Bank chief economic adviser cites rising software exports, remittances and a likely $5-billion jump in forex reserves via swap deals

November 10, 2022 07:18 pm | Updated 07:18 pm IST - Mumbai

State Bank of India has pencilled in lower current account deficit at 3% for this fiscal as against the minimum consensus of 3.5%, citing rising software exports, remittances and a likely $5-billion jump in forex reserves via swap deals.

Every $10 increase in crude prices impacts the Current Account Deficit (CAD) to the tune of 40 basis points while the same on fuel inflation is 50 bps and also results in 23 bps decline in growth, according to Soumyakanti Ghosh, Group Chief Economic Adviser at SBI.

CAD has a counter cyclical shock absorber, he said in a report on Thursday.

Exchange rate is the major contributor to software exports growth. "If we translated these numbers in actual terms, every ₹1 fall against the dollar leads to an increase in software exports by $250 million".

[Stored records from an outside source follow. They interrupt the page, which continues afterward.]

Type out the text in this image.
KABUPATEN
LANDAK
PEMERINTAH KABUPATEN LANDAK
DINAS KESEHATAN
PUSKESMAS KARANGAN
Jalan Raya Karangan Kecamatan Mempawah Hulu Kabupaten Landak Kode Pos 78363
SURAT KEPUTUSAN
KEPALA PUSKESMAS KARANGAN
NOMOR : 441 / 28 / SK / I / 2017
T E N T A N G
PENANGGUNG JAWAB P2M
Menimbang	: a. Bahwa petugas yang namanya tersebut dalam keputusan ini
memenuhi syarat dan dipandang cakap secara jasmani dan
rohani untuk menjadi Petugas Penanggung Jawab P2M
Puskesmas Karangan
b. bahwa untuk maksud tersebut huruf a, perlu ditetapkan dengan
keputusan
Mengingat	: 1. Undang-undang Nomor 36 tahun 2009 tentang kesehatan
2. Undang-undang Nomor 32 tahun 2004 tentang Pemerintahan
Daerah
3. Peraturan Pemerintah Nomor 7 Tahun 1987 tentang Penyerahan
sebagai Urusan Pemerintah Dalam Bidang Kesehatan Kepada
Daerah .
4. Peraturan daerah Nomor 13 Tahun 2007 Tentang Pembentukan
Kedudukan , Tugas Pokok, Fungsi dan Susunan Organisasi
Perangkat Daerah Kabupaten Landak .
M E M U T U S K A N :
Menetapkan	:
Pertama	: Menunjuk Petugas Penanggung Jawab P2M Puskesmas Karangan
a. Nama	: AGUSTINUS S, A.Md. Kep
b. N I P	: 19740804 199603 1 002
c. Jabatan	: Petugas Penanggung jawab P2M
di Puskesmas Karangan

This, along with an expected $5 billion-forex reserve accrual by way of swap transactions and higher remittances, will cap CAD at 3% of GDP as against the average lowest level projected for the year at 3.5%, Mr. Ghosh said.

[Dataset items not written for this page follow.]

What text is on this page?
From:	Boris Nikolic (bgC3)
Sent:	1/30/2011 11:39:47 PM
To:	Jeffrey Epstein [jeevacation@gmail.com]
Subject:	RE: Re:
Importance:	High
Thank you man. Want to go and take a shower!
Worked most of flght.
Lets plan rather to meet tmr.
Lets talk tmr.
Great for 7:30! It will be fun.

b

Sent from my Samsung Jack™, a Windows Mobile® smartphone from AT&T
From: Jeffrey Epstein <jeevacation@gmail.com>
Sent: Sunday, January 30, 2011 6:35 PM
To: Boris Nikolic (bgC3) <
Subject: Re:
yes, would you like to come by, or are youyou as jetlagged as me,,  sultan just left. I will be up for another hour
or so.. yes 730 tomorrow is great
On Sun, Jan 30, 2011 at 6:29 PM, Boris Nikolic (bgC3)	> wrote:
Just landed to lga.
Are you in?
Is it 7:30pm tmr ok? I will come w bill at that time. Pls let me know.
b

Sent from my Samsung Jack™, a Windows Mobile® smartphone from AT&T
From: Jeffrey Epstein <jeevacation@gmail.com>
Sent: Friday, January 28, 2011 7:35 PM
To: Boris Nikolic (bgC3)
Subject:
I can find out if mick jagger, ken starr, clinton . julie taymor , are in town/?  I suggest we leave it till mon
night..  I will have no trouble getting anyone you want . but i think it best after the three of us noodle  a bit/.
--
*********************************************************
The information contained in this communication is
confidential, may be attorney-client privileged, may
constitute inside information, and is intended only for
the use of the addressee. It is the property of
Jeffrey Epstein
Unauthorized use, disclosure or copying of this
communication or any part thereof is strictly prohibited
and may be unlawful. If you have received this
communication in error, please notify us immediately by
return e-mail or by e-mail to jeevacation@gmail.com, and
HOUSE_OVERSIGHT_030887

Strong remittances and software exports had lowered CAD by 60 basis points (bps) in the June quarter, adding that if this trends continued in the September quarter, then CAD would be below 3.5% in the second quarter and at 3% in the full fiscal. Even otherwise, the chances of it exceeding 3.5% of GDP are minimal, he added.

According to Mr. Ghosh, forex reserves, which have declined from $642 billion in September 2021 to about $531 billion last week, are expected to rise by $5 billion as swap transactions reverse.

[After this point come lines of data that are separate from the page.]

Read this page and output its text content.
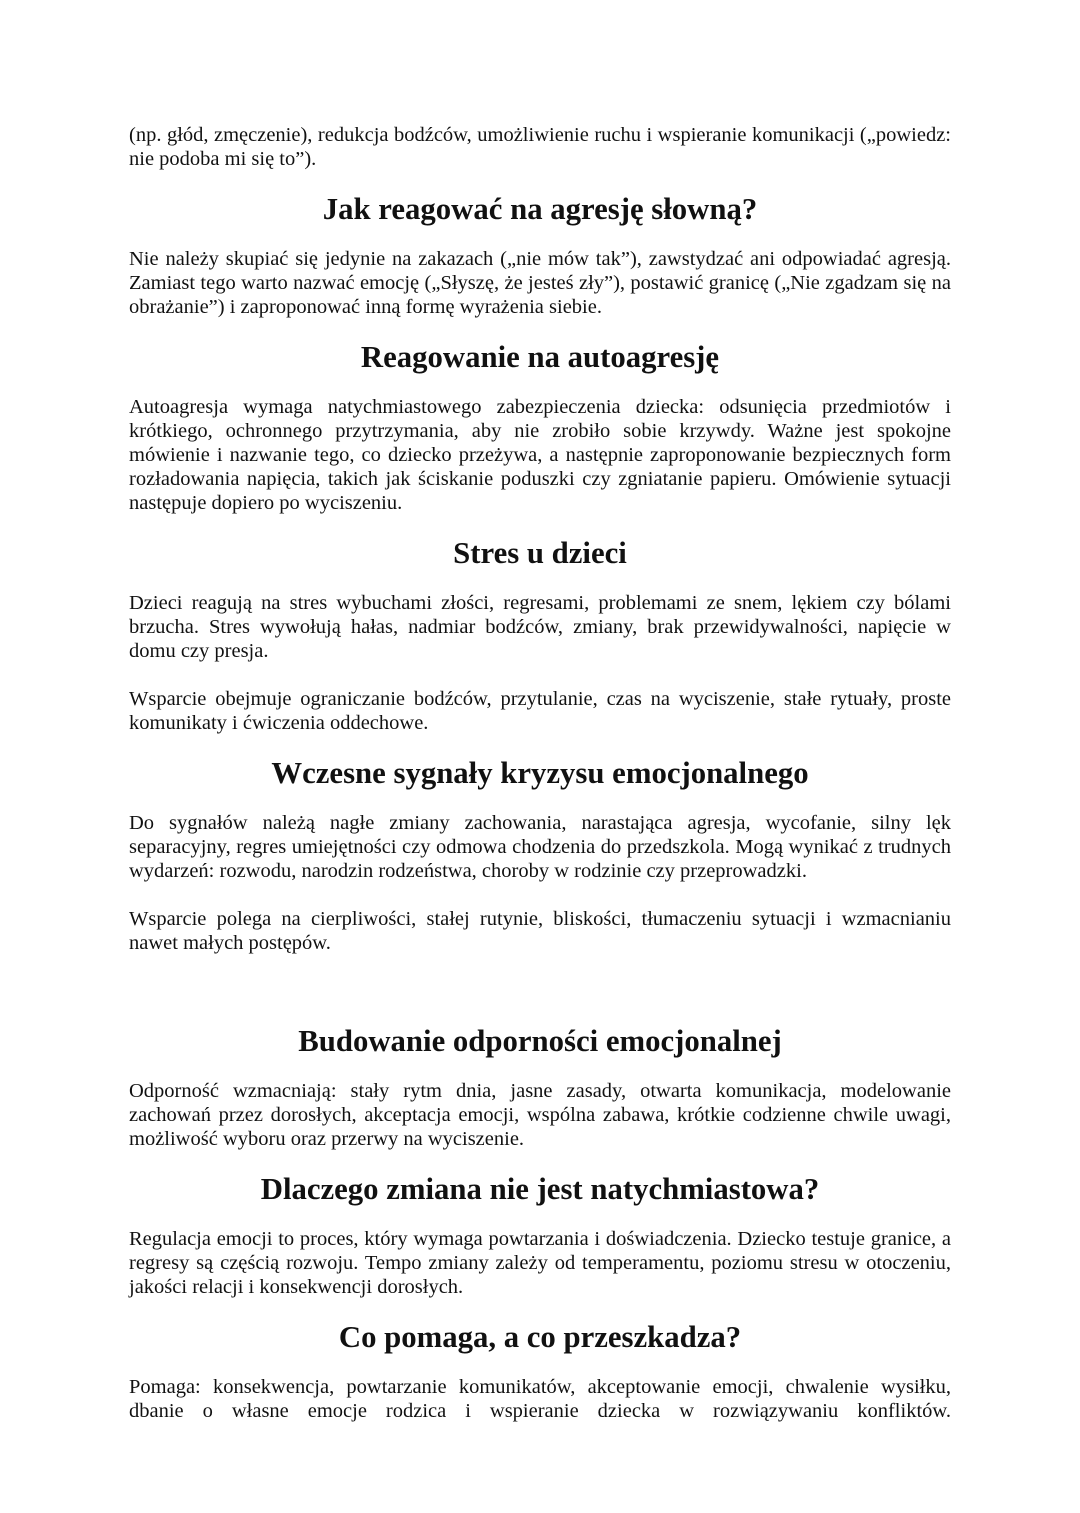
(np. głód, zmęczenie), redukcja bodźców, umożliwienie ruchu i wspieranie komunikacji („powiedz: nie podoba mi się to”).

Jak reagować na agresję słowną?

Nie należy skupiać się jedynie na zakazach („nie mów tak”), zawstydzać ani odpowiadać agresją. Zamiast tego warto nazwać emocję („Słyszę, że jesteś zły”), postawić granicę („Nie zgadzam się na obrażanie”) i zaproponować inną formę wyrażenia siebie.

Reagowanie na autoagresję

Autoagresja wymaga natychmiastowego zabezpieczenia dziecka: odsunięcia przedmiotów i krótkiego, ochronnego przytrzymania, aby nie zrobiło sobie krzywdy. Ważne jest spokojne mówienie i nazwanie tego, co dziecko przeżywa, a następnie zaproponowanie bezpiecznych form rozładowania napięcia, takich jak ściskanie poduszki czy zgniatanie papieru. Omówienie sytuacji następuje dopiero po wyciszeniu.

Stres u dzieci

Dzieci reagują na stres wybuchami złości, regresami, problemami ze snem, lękiem czy bólami brzucha. Stres wywołują hałas, nadmiar bodźców, zmiany, brak przewidywalności, napięcie w domu czy presja.

Wsparcie obejmuje ograniczanie bodźców, przytulanie, czas na wyciszenie, stałe rytuały, proste komunikaty i ćwiczenia oddechowe.

Wczesne sygnały kryzysu emocjonalnego

Do sygnałów należą nagłe zmiany zachowania, narastająca agresja, wycofanie, silny lęk separacyjny, regres umiejętności czy odmowa chodzenia do przedszkola. Mogą wynikać z trudnych wydarzeń: rozwodu, narodzin rodzeństwa, choroby w rodzinie czy przeprowadzki.

Wsparcie polega na cierpliwości, stałej rutynie, bliskości, tłumaczeniu sytuacji i wzmacnianiu nawet małych postępów.

Budowanie odporności emocjonalnej

Odporność wzmacniają: stały rytm dnia, jasne zasady, otwarta komunikacja, modelowanie zachowań przez dorosłych, akceptacja emocji, wspólna zabawa, krótkie codzienne chwile uwagi, możliwość wyboru oraz przerwy na wyciszenie.

Dlaczego zmiana nie jest natychmiastowa?

Regulacja emocji to proces, który wymaga powtarzania i doświadczenia. Dziecko testuje granice, a regresy są częścią rozwoju. Tempo zmiany zależy od temperamentu, poziomu stresu w otoczeniu, jakości relacji i konsekwencji dorosłych.

Co pomaga, a co przeszkadza?

Pomaga: konsekwencja, powtarzanie komunikatów, akceptowanie emocji, chwalenie wysiłku, dbanie o własne emocje rodzica i wspieranie dziecka w rozwiązywaniu konfliktów.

The biggest impact on CAD is oil imports, which form as much as 30% of the country's import bills. Therefore, any increase in oil price has a direct impact on the trade deficit by increasing the import bill and consequently widening the CAD.

Software exports have been rising with the share of offsite mode of exports of software services by domestic IT services companies soaring to 88.8% in FY22 from 82.8% five years ago.

Mr. Ghosh said that a positive shock to oil prices leads to immediate and sharp increase in CAD but the same dissipates completely in about eight quarters.

In case of GDP, positive fall in oil prices leads to immediate decline which, however, starts reversing after three quarters and completely dissipates after the seventh quarter.